So should you rethink your spring vacation plans? Not yet. First off, even if a sequester officially takes effect March 1 (as many Washington insiders expect), the radical staffing cuts that are stoking the panic won’t materialize until April, since federal law requires that workers receive 30 days notice of impending furloughs.

Second, another deadline looming in late March—when the government is due to run out of money—is expected to prod the opposing sides into action, since the consequences of that happening are truly devastating.

What’s really going on here is that visions of airport meltdowns are an effective scare tactic. Certainly if the sequester continues beyond the first month, it could cause real damage to a whole host of programs ranging from food safety to Head Start, but it’s a bit harder to crank up the doomsday machinery on those fronts.
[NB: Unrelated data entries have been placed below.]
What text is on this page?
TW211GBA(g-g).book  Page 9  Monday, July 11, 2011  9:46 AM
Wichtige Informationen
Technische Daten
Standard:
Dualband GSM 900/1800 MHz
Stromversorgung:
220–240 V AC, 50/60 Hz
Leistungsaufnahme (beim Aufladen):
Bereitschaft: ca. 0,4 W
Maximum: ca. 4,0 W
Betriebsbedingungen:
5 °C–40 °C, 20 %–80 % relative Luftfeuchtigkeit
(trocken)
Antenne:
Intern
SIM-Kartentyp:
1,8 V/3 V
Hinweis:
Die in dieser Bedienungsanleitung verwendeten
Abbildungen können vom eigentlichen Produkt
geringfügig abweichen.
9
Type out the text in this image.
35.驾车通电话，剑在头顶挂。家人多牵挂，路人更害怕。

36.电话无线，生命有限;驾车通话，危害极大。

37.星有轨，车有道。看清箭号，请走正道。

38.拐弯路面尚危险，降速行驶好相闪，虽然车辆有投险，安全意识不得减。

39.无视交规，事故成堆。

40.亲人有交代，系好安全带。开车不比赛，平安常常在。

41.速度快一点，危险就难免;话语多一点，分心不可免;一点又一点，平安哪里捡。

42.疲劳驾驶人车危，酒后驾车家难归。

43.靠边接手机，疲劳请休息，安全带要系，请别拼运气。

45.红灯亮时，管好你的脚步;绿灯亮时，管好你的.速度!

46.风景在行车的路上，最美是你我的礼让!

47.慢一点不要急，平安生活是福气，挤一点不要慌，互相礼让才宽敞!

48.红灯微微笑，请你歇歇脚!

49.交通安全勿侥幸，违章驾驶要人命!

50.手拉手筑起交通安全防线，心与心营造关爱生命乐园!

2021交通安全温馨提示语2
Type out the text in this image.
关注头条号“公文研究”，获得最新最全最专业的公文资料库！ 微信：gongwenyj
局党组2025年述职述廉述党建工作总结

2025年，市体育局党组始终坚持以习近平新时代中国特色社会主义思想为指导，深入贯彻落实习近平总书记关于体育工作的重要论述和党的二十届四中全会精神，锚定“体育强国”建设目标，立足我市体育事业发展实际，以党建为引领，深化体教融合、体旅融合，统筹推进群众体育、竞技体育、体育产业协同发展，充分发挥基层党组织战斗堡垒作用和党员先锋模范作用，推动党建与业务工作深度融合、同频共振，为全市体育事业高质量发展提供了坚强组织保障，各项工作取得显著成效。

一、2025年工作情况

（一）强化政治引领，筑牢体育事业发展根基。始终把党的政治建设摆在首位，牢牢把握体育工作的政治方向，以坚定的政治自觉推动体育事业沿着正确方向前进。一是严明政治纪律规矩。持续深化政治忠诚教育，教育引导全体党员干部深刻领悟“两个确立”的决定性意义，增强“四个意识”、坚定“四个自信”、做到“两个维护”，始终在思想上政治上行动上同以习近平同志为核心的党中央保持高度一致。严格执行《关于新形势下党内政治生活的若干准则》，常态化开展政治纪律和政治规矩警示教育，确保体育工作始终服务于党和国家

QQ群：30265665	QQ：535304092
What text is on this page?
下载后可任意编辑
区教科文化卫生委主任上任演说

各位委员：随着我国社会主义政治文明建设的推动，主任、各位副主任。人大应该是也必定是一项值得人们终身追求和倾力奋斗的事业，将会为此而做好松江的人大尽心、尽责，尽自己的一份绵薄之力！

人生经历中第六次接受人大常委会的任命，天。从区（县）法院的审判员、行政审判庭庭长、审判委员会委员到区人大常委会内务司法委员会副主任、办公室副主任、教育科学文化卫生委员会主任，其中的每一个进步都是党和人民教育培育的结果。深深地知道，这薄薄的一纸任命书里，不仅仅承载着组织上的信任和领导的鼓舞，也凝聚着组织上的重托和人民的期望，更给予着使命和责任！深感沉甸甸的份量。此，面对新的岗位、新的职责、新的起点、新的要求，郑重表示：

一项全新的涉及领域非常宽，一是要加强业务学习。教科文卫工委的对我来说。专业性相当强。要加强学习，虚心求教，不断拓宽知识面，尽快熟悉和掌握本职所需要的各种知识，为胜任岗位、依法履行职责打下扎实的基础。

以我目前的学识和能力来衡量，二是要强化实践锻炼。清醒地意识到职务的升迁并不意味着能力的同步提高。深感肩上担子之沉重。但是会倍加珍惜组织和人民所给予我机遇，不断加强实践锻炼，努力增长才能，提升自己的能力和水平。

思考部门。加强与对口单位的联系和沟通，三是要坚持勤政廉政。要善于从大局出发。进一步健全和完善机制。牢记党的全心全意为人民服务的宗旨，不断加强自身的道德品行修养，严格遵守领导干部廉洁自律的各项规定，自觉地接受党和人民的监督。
It's really too soon to say with any certainty exactly where fliers will feel the pain since this situation is unprecedented. But the DOT's scenario is admittedly extreme. Take just one point, the list of endangered 200 small airports the DOT has released, which includes many that have little or no scheduled commercial service; they are mainly "GA" or general aviation facilities used by private planes. One such facility is Boca Raton, Florida, which, while it serves a well-known resort area, is also close to big airports in Fort Lauderdale and West Palm Beach. That's not to say plently of people won't be inconvenienced, but Secretary La Hood couldn't have made his real motive more obvious when he predicted fliers would soon direct their rage at their local congressmen. "Their phones are going to start ringing," he said hopefully.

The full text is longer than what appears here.